A sombre, beautiful black-and-white photo of the power station sits in the bathroom next to the office. Is it one of Adams's pictures?
“That one? No, I think I got it at an auction.” He looks around the room, which is entirely free of sentimental clutter and vanity shots. “No gold records, very, very minimal.” In fact, to see his photos you'd have to pick up a magazine and find the new Guess campaign; or buy his coffee-table book American Women; or make a trip to the National Portrait Gallery, which is mounting a show called Modern Muses, commissioned by BlackBerry, and featuring pictures of high-profile women from architect Zaha Hadid to singer Annie Lennox.
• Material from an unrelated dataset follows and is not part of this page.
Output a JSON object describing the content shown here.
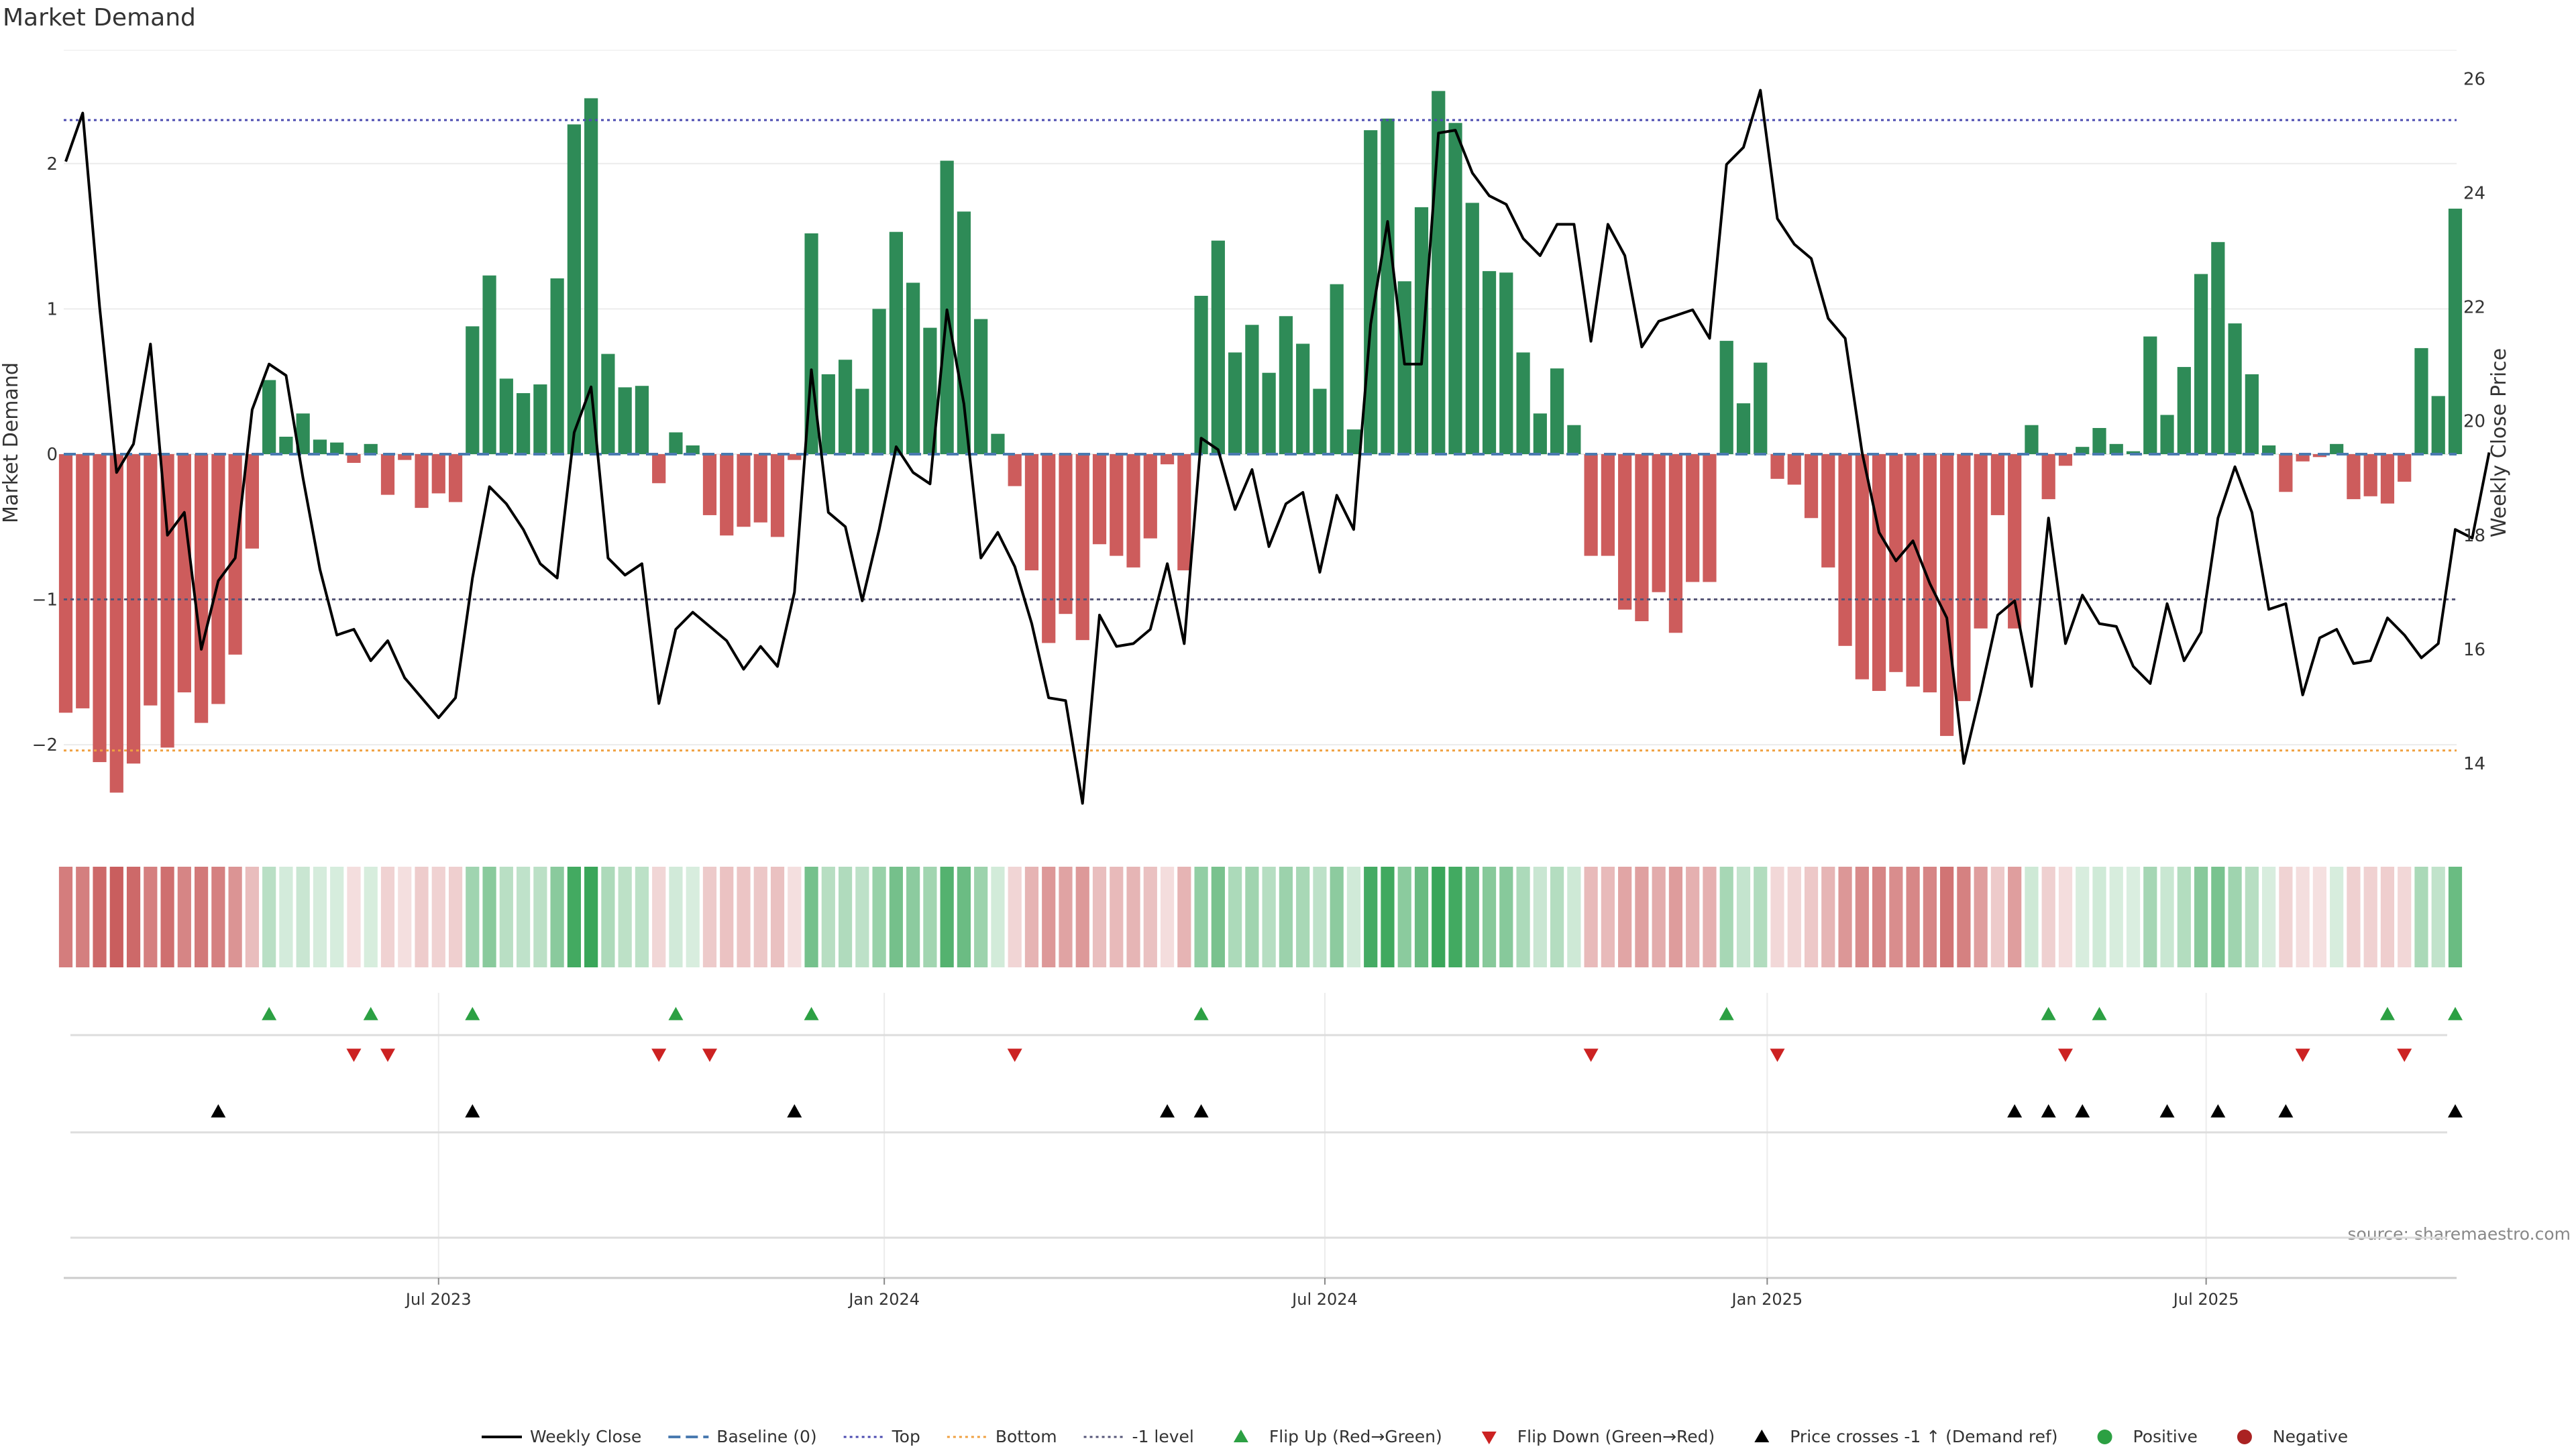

They join his portraits of the Queen and Salman Rushdie that already hang in the London space. He has also donated a collection of pop-star photos, including Diana Krall, to the nascent Canadian portrait gallery.Taking pictures, Adams says, allows him to step out of “the bubble” of the music world and breathe different creative air. So is he a rock 'n' roller who takes pictures, or a photographer who finds the time to rock?
His laugh cracks the stillness of the air. “Really,” he says, “you don't even need to ask that question.”